Tarihten bu yana süregelen kadına yönelik şiddetin sadece fiziksel boyutu ile değil psikolojik tarafıyla değerlendirilmesi gerektiğine dikkat çeken Av. Esra Turgut son zamanlarda ulusal basına da yansıyan vakalardan örnek verdi.

Aymazlık

“İlahiyatçı İhsan Şenocak’ın ‘’Pantolon giyen ve üniversiteye giden kadınlar cehennemlik’, Adıyaman Üniversitesi Rektörü Prof. Dr. Mustafa Talha Gönüllü’nün ‘Yabancı bir kadının elini tutmak ateşi avuçlamaktan daha korkunçtur’  söylemleri toplumda kadınlar aleyhine negatif algı oluşturarak kadınları pasifize etmeye çalışan açıklamalardır” diyen Av. Esra Turgut, boşanmaların nedenini şiddet değil de şiddete uğrayan kadınların haklarını kullanması olarak gösteren Akit yazarının tavrını da aymazlık olarak nitelendirdi.

“Mücadele samimi değil”

Av. Esra Turgut, kadına yönelik şiddetle ilgili yasalarda iyi niyetli çabalarla iyileştirici düzenlemeler yapılsa da, kadınların Cumhuriyetle birlikte kazandıkları hak ve kazanımlarını ellerinden almaya yönelik düzenlemelerin yapılmasının, kadın haklarının teminatı olan laiklik ilkesinden uzaklaşılması, devlet kurumlarının kullanmakta olduğu dilin ve açıklamaların kadın haklarına aykırı olması, şiddeti önlemeye yönelik mücadelenin samimi olmadığı izlenimi yarattığını ifade etti.

Turgut, Aile ve Sosyal Politikalar Bakanlığına kadına yönelik şiddet duruşmalarını takip edin çağrısında bulundu.
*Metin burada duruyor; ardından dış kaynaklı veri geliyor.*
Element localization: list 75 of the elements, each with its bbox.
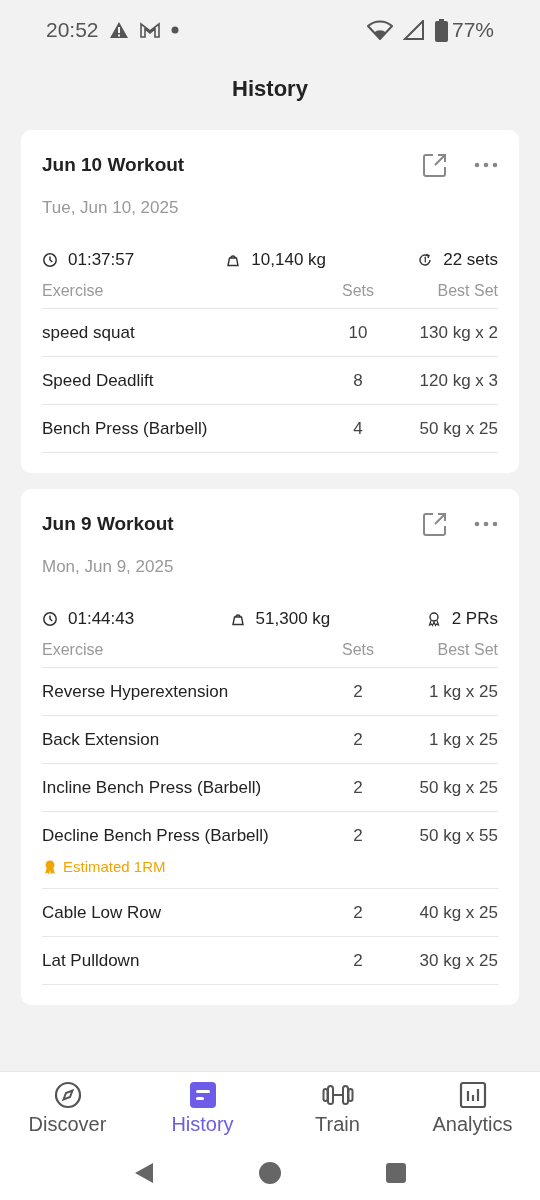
weight-icon (225, 252, 242, 268)
battery-percent: 77% (451, 18, 494, 42)
workout-title: Jun 10 Workout (42, 154, 186, 176)
nav-tab[interactable]: History (135, 1072, 270, 1145)
dot-icon (170, 26, 179, 34)
home-icon[interactable] (259, 1161, 281, 1184)
best-set: 1 kg x 25 (429, 730, 498, 750)
sets-count: 2 (353, 778, 363, 798)
recents-icon[interactable] (386, 1162, 406, 1183)
column-header: Best Set (437, 282, 498, 299)
exercise-name: Bench Press (Barbell) (42, 419, 208, 439)
exercise-name: Reverse Hyperextension (42, 682, 229, 702)
stat-value: 01:37:57 (68, 250, 135, 270)
best-set: 130 kg x 2 (419, 323, 498, 343)
medal-icon (42, 858, 58, 875)
warning-icon (108, 21, 129, 39)
nav-tab[interactable]: Train (270, 1072, 405, 1145)
signal-icon (402, 20, 425, 40)
battery-icon (434, 18, 448, 42)
sets-count: 2 (353, 682, 363, 702)
more-icon[interactable] (474, 521, 498, 527)
column-header: Best Set (437, 641, 498, 658)
page-title: History (231, 75, 309, 103)
exercise-name: Cable Low Row (42, 903, 162, 923)
sets-count: 8 (353, 371, 363, 391)
share-icon[interactable] (422, 511, 448, 537)
best-set: 40 kg x 25 (419, 903, 498, 923)
column-header: Sets (342, 282, 374, 299)
workout-title: Jun 9 Workout (42, 513, 175, 535)
wifi-icon (366, 20, 393, 40)
exercise-name: Back Extension (42, 730, 160, 750)
best-set: 120 kg x 3 (419, 371, 498, 391)
sets-count: 4 (353, 419, 363, 439)
exercise-name: speed squat (42, 323, 135, 343)
nav-tab[interactable]: Analytics (405, 1072, 540, 1145)
sets-count: 2 (353, 903, 363, 923)
clock-icon (42, 611, 58, 627)
column-header: Exercise (42, 282, 104, 299)
exercise-name: Incline Bench Press (Barbell) (42, 778, 262, 798)
exercise-name: Lat Pulldown (42, 951, 140, 971)
stat-value: 01:44:43 (68, 609, 135, 629)
workout-date: Tue, Jun 10, 2025 (42, 198, 180, 218)
best-set: 50 kg x 25 (419, 778, 498, 798)
share-icon[interactable] (422, 152, 448, 178)
weight-icon (229, 611, 246, 627)
nav-tab[interactable]: Discover (0, 1072, 135, 1145)
best-set: 30 kg x 25 (419, 951, 498, 971)
bar-chart-icon (458, 1081, 487, 1109)
stat-value: 10,140 kg (251, 250, 327, 270)
back-icon[interactable] (134, 1161, 154, 1184)
sets-count: 2 (353, 951, 363, 971)
stat-value: 2 PRs (451, 609, 498, 629)
workout-card[interactable] (21, 489, 519, 1005)
column-header: Exercise (42, 641, 104, 658)
compass-icon (53, 1081, 82, 1109)
workout-date: Mon, Jun 9, 2025 (42, 557, 175, 577)
stat-value: 22 sets (443, 250, 498, 270)
sets-count: 2 (353, 826, 363, 846)
mail-icon (138, 21, 161, 39)
pr-badge-text: Estimated 1RM (63, 858, 166, 875)
clock-icon (42, 252, 58, 268)
sets-count: 10 (348, 323, 368, 343)
best-set: 50 kg x 25 (419, 419, 498, 439)
exercise-name: Speed Deadlift (42, 371, 154, 391)
repeat-icon (417, 252, 434, 268)
clock-time: 20:52 (46, 18, 99, 42)
best-set: 1 kg x 25 (429, 682, 498, 702)
workout-card[interactable]: Jun 10 Workout Tue, Jun 10, 2025 01:37:57 10,140 kg 22 sets Exercise Sets Best Set speed squat 10 130 kg x 2 Speed Deadlift 8 120 kg x 3 Bench Press (Barbell) 4 50 kg x 25 (21, 130, 519, 473)
sets-count: 2 (353, 730, 363, 750)
column-header: Sets (342, 641, 374, 658)
stat-value: 51,300 kg (255, 609, 331, 629)
more-icon[interactable] (474, 162, 498, 168)
list-icon (188, 1081, 217, 1109)
exercise-name: Decline Bench Press (Barbell) (42, 826, 269, 846)
best-set: 50 kg x 55 (419, 826, 498, 846)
Kaynarca duruşmasına çağrı

“Bakan düzeyinde duruşmalara gidilmesi ve böyle bir iki duruşma takibi bile kadına yönelik şiddetle mücadeleye ilişkin zihniyet dönüşümüne katkı sunacağını düşünmekteyiz” diyen Av. Esra Turgut, Kaynarca İlçesinde Suriyeli Emani El Rahmun ve bebeğinin katledildiği vahşetin duruşmasının 1 Aralık’ta yapılacak olduğunu da hatırlattı. Turgut, “Kaynarca İlçesinde meydana gelen ve savaştan kaçarak Türkiye’ye sığınmış olan Suriyeli Emani El Rahmun ve bebeğinin katledildiği vahşet ile ilgili 1 Aralık’ta yapılacak olan duruşmaya bakan düzeyinde bir katılımın olması son derece anlamlı olacaktır” dedi.